Jakarta, Aktual.com — Mungkin beberapa dari kita sudah mengetahui apa itu ilmu psikologi, akan tetapi apakah Muslim paham apa yang dimaksud dengan ilmu psikologi dalam konteks Islam?.
Ustad Syarif Hidayatullah menuturkan, bahwa kajian psikologi merupakan ilmu yang mempelajari perilaku manusia. Psikologi Islam jauh berusia lebih tua dari Psikologi Barat. Hal ini terbangun dari berbagai pendapat ahli.
Islam, dengan Al Quran dan Hadis-nya merupakan standar keyakinan dan perilaku (akidah dan syariah) untuk seluruh aspek kehidupan manusia.
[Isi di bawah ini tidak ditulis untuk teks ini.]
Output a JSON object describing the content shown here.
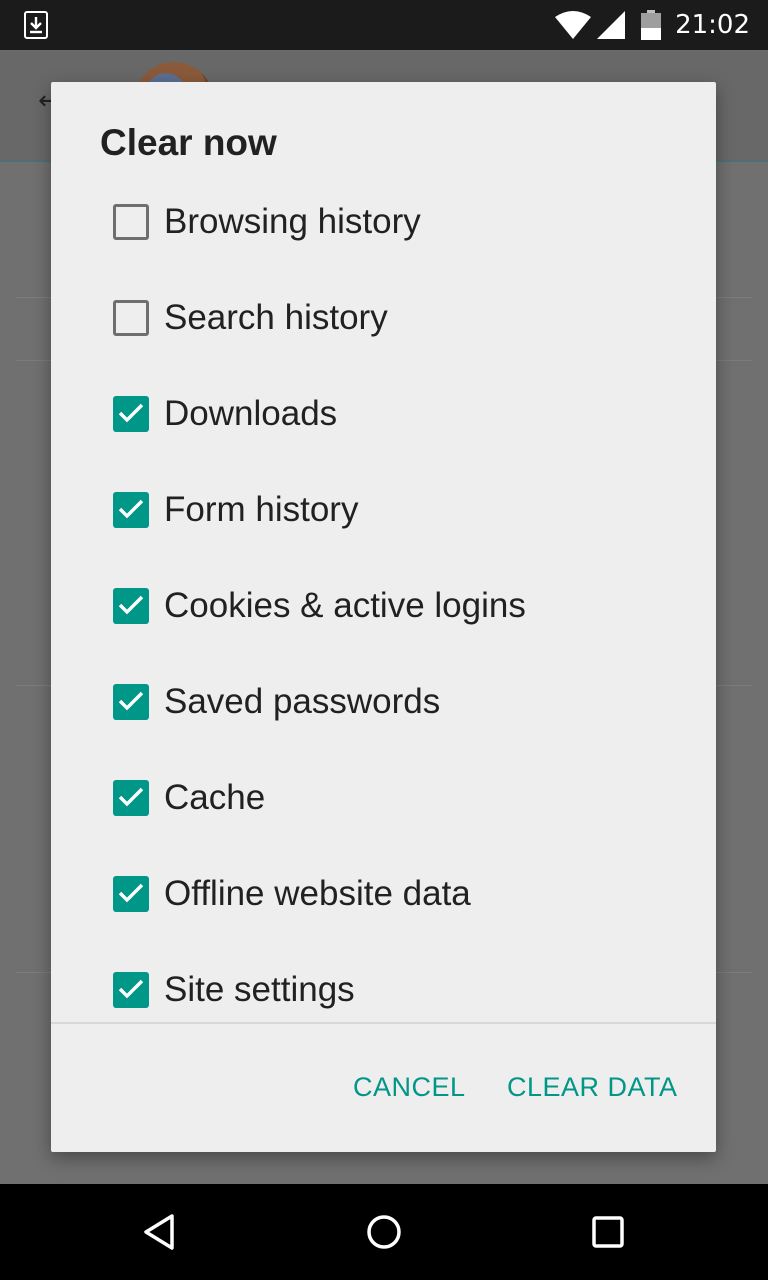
{
  "status_bar": {
    "time": "21:02",
    "icons": [
      "download-icon",
      "wifi-icon",
      "signal-icon",
      "battery-icon"
    ]
  },
  "dialog": {
    "title": "Clear now",
    "options": [
      {
        "label": "Browsing history",
        "checked": false
      },
      {
        "label": "Search history",
        "checked": false
      },
      {
        "label": "Downloads",
        "checked": true
      },
      {
        "label": "Form history",
        "checked": true
      },
      {
        "label": "Cookies & active logins",
        "checked": true
      },
      {
        "label": "Saved passwords",
        "checked": true
      },
      {
        "label": "Cache",
        "checked": true
      },
      {
        "label": "Offline website data",
        "checked": true
      },
      {
        "label": "Site settings",
        "checked": true
      }
    ],
    "cancel_label": "CANCEL",
    "confirm_label": "CLEAR DATA"
  },
  "colors": {
    "accent": "#009688",
    "status_bar": "#1b1b1b",
    "dialog_bg": "#eeeeee",
    "nav_bar": "#000000"
  },
  "nav_bar": {
    "icons": [
      "back-icon",
      "home-icon",
      "recents-icon"
    ]
  }
}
Jika dicermati, ribuan ayat Al Quran merupakan pesan-pesan perilaku. Demikian pula dengan ratusan ribu Hadis berisi tentang standar perilaku. Hal ini didukung dengan firman Allah SWT,
يَا أَيُّهَا الَّذِينَ آمَنُوا ادْخُلُوا فِي السِّلْمِ كَافَّةً وَلَا تَتَّبِعُوا خُطُوَاتِ الشَّيْطَانِ ۚ إِنَّهُ لَكُمْ عَدُوٌّ مُبِينٌ
“Hai orang-orang yang beriman, masuklah kamu ke dalam Islam keseluruhan, dan janganlah kamu turut langkah-langkah syaitan. Sesungguhnya syaitan itu musuh yang nyata bagimu.” (Al Baqarah : 208)
Demikian halnya terdapat Hadis yang artinya, “Aku tinggalkan untuk kalian dua perkara, jika kalian berpegang teguh dengan keduanya maka selama-lamanya tidak akan pernah tersesat, kedua hal itu adalah Kitabullah (Al Quran) dan Sunah (Al Hadis) Rasul”.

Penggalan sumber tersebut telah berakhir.